Walt Disney was first exposed to the Brothers Grimm’s Snow White—about a fair-skinned maiden, her seven short-statured friends, and a very wicked stepmother—as a teenage boy, when he attended a screening of a 1917 silent film treatment of the fairy tale at Kansas City’s Convention Hall. The story became Disney’s first full-length animated film, 1937’s Snow White and the Seven Dwarfs, which took a full three years (and more than 750 artists) to produce. It was a creative, as well as technological, triumph… and the rest, as they say, is history.
On January 19, Walt Disney Studios Home Entertainment debuts Snow White and the Seven Dwarfs on Digital HD and Disney Movies Anywhere for the very first time! Plus, a new high definition Blu-ray™, which includes the Digital HD copy, hits store shelves February 2… and it’s all marking the launch of The Walt Disney Signature Collection—special releases of Disney’s most groundbreaking films.
This edition of Snow White and the Seven Dwarfs is full of new bonus features, including The Fairest Facts of Them All, a clever look at seven details you might not know about the classic (hosted by Disney’s Descendants star Sofia Carson, who played Evie, daughter of the Evil Queen herself), and @DisneyAnimation: Designing Disney’s First Princess, where current Disney artists examine how Snow White has guided the look of other Disney characters.

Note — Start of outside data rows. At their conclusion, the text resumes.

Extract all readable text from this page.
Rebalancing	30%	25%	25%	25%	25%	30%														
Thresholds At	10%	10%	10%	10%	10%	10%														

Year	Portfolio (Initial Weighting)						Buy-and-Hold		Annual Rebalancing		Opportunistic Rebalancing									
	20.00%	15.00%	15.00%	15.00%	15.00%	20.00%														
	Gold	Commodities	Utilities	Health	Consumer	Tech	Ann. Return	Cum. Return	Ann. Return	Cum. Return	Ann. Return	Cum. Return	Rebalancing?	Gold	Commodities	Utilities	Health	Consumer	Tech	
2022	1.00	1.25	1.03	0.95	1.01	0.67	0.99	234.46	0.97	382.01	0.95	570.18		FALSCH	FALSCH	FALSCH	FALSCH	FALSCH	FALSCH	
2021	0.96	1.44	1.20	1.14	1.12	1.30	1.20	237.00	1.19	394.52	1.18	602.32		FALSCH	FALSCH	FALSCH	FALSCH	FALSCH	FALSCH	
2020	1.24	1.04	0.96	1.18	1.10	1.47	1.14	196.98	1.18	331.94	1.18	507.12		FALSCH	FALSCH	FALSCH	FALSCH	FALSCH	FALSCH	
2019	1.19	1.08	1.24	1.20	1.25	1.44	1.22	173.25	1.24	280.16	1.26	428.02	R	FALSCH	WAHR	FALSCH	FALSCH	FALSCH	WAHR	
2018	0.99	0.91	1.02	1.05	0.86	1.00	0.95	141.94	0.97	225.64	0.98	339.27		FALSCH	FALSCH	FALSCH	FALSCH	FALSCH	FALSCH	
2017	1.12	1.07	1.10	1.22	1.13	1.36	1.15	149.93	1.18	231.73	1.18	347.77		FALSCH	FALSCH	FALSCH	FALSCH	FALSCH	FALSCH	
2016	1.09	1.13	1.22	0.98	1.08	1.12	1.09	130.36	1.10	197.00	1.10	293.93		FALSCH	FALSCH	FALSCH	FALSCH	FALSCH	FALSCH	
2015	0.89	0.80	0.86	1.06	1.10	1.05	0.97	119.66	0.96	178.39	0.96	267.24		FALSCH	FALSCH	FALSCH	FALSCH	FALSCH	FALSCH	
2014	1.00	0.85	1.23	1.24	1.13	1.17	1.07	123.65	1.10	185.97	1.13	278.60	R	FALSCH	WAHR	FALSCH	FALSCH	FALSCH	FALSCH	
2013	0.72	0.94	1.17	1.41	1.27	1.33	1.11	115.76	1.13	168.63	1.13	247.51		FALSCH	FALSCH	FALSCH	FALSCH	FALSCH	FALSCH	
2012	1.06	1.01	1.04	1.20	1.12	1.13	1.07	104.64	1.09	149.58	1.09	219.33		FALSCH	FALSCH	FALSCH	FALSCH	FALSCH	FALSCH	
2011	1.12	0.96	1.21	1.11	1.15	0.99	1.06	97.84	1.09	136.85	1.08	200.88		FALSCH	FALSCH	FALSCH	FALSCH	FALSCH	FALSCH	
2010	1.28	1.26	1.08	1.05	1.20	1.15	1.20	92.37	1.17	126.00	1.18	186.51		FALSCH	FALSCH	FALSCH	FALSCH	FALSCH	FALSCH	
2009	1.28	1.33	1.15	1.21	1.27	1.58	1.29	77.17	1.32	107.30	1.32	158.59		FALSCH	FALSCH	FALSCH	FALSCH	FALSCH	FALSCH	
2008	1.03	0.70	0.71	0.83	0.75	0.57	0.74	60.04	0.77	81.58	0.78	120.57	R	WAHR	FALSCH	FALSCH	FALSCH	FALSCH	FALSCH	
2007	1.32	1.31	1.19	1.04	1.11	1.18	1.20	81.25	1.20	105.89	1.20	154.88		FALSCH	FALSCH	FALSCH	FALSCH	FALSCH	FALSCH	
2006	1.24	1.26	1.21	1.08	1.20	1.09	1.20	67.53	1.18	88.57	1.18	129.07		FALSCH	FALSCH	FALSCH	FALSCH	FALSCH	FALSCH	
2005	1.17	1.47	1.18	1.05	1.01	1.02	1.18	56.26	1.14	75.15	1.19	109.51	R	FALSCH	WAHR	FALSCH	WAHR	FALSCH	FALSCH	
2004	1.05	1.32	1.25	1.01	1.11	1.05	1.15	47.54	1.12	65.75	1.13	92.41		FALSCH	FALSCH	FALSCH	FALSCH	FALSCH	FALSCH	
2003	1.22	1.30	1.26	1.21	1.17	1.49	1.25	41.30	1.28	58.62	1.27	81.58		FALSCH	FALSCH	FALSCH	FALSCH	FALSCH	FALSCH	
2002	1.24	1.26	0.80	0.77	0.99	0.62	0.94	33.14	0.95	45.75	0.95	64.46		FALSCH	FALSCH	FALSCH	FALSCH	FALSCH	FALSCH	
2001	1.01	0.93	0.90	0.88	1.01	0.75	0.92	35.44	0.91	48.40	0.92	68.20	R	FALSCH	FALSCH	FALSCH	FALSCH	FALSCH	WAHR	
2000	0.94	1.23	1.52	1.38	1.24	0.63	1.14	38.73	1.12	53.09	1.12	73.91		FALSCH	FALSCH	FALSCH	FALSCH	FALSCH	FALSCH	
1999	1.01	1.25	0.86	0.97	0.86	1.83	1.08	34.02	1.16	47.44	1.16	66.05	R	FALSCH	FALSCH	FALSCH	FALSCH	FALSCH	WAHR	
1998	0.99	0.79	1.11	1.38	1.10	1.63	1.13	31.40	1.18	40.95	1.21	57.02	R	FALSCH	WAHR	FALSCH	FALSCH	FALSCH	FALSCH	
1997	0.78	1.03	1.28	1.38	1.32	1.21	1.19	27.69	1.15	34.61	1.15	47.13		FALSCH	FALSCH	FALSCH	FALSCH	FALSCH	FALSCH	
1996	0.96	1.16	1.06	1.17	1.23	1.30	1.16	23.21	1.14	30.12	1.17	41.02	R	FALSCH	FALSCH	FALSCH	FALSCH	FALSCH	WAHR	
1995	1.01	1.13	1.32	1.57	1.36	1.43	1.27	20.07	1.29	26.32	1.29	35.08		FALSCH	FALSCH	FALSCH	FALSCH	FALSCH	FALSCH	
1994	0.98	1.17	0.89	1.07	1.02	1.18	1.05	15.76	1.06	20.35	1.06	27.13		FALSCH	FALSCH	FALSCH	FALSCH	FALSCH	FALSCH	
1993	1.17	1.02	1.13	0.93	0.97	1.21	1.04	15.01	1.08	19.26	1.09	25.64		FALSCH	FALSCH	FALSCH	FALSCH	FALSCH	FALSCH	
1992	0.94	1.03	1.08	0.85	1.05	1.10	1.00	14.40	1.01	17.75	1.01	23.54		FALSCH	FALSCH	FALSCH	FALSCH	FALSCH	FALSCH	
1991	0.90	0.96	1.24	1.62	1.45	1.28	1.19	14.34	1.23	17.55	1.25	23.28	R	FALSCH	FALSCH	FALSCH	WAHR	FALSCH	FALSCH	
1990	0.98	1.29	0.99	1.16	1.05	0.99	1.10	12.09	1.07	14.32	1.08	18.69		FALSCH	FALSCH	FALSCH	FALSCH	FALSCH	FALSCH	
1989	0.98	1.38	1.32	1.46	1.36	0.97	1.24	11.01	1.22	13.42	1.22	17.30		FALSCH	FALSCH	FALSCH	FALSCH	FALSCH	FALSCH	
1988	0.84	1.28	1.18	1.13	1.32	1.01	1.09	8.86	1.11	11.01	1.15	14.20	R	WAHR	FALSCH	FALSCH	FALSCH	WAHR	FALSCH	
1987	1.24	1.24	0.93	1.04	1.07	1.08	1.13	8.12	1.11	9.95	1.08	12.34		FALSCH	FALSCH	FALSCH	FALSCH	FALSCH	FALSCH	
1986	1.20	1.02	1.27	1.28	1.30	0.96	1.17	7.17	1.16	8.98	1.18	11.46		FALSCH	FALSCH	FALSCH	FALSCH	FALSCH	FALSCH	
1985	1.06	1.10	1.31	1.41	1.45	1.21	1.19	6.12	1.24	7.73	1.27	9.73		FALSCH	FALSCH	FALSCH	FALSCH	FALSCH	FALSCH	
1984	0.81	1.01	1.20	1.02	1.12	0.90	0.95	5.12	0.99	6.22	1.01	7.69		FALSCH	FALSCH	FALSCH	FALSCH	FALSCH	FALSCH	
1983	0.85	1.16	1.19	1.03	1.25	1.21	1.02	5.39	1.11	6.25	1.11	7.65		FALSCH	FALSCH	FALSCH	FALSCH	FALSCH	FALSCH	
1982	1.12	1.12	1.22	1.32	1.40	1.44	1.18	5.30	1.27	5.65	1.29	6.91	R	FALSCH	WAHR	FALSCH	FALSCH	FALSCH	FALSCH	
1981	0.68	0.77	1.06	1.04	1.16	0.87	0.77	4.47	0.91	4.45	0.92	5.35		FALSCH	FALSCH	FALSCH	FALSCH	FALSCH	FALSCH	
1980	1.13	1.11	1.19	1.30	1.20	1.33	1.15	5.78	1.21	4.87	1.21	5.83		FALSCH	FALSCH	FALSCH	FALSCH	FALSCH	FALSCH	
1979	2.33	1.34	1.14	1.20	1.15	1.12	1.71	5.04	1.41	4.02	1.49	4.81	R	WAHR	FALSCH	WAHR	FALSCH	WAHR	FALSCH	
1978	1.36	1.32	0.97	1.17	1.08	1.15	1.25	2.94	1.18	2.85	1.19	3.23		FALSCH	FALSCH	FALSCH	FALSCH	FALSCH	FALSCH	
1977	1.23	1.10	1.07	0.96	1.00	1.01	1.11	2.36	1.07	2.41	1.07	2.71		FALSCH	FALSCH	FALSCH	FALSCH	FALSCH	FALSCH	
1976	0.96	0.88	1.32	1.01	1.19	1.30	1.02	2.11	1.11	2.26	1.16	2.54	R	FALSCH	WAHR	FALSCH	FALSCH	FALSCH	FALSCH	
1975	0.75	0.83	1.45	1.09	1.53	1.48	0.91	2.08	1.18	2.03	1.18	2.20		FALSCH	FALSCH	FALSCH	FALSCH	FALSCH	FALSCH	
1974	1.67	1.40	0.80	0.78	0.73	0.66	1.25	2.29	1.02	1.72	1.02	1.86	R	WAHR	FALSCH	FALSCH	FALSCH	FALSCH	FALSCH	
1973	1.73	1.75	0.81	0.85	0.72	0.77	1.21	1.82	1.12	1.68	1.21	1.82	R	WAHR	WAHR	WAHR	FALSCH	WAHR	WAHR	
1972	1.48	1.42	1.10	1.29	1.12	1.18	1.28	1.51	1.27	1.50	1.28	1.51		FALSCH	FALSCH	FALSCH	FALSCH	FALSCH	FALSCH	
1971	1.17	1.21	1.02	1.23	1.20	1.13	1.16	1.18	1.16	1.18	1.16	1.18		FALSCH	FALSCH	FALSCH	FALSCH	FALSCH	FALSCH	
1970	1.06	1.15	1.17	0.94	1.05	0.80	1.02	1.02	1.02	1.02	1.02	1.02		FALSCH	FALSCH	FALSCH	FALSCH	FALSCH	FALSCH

D23 recently sat down with longtime Disney animator Mark Henn—who created an exclusive “DisneyGraph” downloadable image included in the Snow White digital release—to discuss how the film continues to hold significance… for himself, for today’s audiences, and for generations to come.
“There’s such a simplicity and an elegance in its storytelling, and the art form.”
D23: Thanks for chatting with us, Mark! First off, can you talk a little bit about the “DisneyGraph” that you recently created?
Mark Henn (MH): Well, the drawing that I created, it’s the original drawing that I did based on [the character] Snow White, and it’s available for anybody who downloads or buys the digital copy of the film. It’s kind of an “old-meets-new” [piece]—older characters and new technology. It’s kind of a neat idea. Just the fact that they asked me to be a part of this and create this “DisneyGraph” is a real honor, and I was very pleased to have been asked to help make [this release] extra special!
D23: Sounds great… Speaking of the character, did you find yourself particularly drawn (pun intended) to Snow White over the years?
MH: Yes, definitely! For me, I grew up in Ohio—and I grew up as a small boy dreaming of working for The Walt Disney Company as an animator. I didn’t actually see Snow White for the first time until I was in high school. By then, it was well in my brain that that was my dream—to eventually work here as an animator, but to see Snow White, to see the first feature, and be old enough to really appreciate it… I had a rudimentary understanding of how animation worked, so I could appreciate not only the film for film’s sake, but I could also appreciate the artistry and the craftsmanship that the animators and all the artists put in to the film. It’s our first. It’s Disney’s first feature, and it’s just a wonderful film.
D23: Why do you think it still resonates so much with audiences, all these years later?
MH: Well, that’s a big question—and I suppose every person you’d ask would give you a different answer… There’s certainly a quality of innocence to the film, in a sense. Not that its squeaky clean—I mean, you’ve got an evil witch; a stepmother with some anger management issues [laughs]. But there’s such a simplicity and an elegance in its storytelling and the art form,.
And just in terms as a piece of entertainment, it’s very easy on the eyes. You can just sit down, watch it, and it just sucks you in and takes you on this amazing journey with this young girl for a little over an hour or so. It’s a really very emotional story. It’s very gentle in that way. It has its moments of [bigger] impact—but you just get to sit back and enjoy what the filmmakers put on the screen, and the story that they’re telling. I think it’s simple, clean—just an elegant film…
D23: Is there anything else you’d like our readers to know about Snow White, and this Digital HD release?
MH: I would just say, take the time and watch the movie again. Just be reminded of how good it is… Sit down, watch it with your kids, watch it with your grandkids—and just be reminded and enjoy it.